Vuole fare una sua conclusione?
“Dopo aver visto e analizzato molti di questi accordi, di queste dichiarazioni, di queste convenzioni, alla fine, la domanda che ci siamo posti è se davvero esistono delle basi, sia teoriche che pratiche, che giustificano tutto questo. In altre parole, se davvero esistono diritti ‘naturali’ e ‘universali’ (quelli che sono alla base del giusnaturalismo). Diritti che validi (e rispettati) per ogni uomo, indipendentemente dal sesso, dal ceto sociale, dall’appartenere ad un gruppo etnico, dal livello culturale o altro. Diritti che dovrebbero essere rispettati da tutti e per tutti a prescindere dall’età. Diritti come quelli previsti dalla CRC. Trovare una soluzione non è facile.

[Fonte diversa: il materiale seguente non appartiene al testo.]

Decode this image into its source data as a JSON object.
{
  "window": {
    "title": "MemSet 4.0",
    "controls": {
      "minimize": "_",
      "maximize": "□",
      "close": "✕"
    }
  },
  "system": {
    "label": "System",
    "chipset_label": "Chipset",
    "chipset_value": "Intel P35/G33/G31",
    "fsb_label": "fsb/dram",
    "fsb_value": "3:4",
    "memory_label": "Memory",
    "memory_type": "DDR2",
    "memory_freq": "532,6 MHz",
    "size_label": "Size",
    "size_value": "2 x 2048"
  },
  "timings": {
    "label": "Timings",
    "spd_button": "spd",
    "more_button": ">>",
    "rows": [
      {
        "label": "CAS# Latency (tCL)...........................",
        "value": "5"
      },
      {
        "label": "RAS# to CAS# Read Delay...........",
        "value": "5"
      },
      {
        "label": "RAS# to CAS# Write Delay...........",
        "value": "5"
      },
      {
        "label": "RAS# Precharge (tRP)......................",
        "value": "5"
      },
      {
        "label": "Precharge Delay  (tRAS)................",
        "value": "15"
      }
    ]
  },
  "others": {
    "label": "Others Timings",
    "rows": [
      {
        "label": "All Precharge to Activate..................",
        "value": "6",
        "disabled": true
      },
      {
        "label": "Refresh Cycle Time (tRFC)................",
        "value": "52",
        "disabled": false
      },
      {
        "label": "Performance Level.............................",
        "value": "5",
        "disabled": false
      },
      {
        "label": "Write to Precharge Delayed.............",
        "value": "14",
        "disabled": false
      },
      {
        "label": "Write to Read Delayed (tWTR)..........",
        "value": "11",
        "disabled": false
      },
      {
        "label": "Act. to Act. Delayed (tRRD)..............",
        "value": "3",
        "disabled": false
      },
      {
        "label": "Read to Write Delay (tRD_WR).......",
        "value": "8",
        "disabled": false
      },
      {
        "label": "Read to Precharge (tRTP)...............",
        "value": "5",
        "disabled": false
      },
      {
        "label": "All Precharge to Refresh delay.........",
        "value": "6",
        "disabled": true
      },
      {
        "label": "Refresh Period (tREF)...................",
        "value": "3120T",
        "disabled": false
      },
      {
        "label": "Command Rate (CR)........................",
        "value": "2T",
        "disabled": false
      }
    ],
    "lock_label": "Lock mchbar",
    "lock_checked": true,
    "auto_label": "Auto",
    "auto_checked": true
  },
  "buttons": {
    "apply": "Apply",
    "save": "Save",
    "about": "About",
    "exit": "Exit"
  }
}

Non bisogna dimenticare che, se davvero esistono, questi diritti sono un’arma potentissima: proprio per il fatto di essere ‘naturali’ e ‘universali’ sono al di sopra di ogni legge nazionale o regolamento o direttiva internazionale comunitario. Valgono per tutti e basta. Anche grandi studiosi, vincitori di premi Nobel, hanno cercato di capire se questi diritti esistono e, se sì, quali sono. Purtroppo, i loro tentativi, per loro stessa ammissione, sono falliti. Le loro teorie sono crollate come ‘castelli di carte’. Dopo aver visto quello che è successo negli ultimi cento anni, la domanda alla quale abbiamo cercato di rispondere al termine della nostra analisi è proprio questa: esiste qualcosa che potrebbe rendere i diritti umani diversi dai soliti castelli di carte? In altre parole: esistono diritti naturali o universali realmente attuabili? Alla fine, siamo giunti alla conclusione che finora l’errore è stato non tenere conto di un aspetto fondamentale di cui abbiamo parlato alla fine del libro (ai lettori curiosi lasciamo il piacere di scoprire quale)”.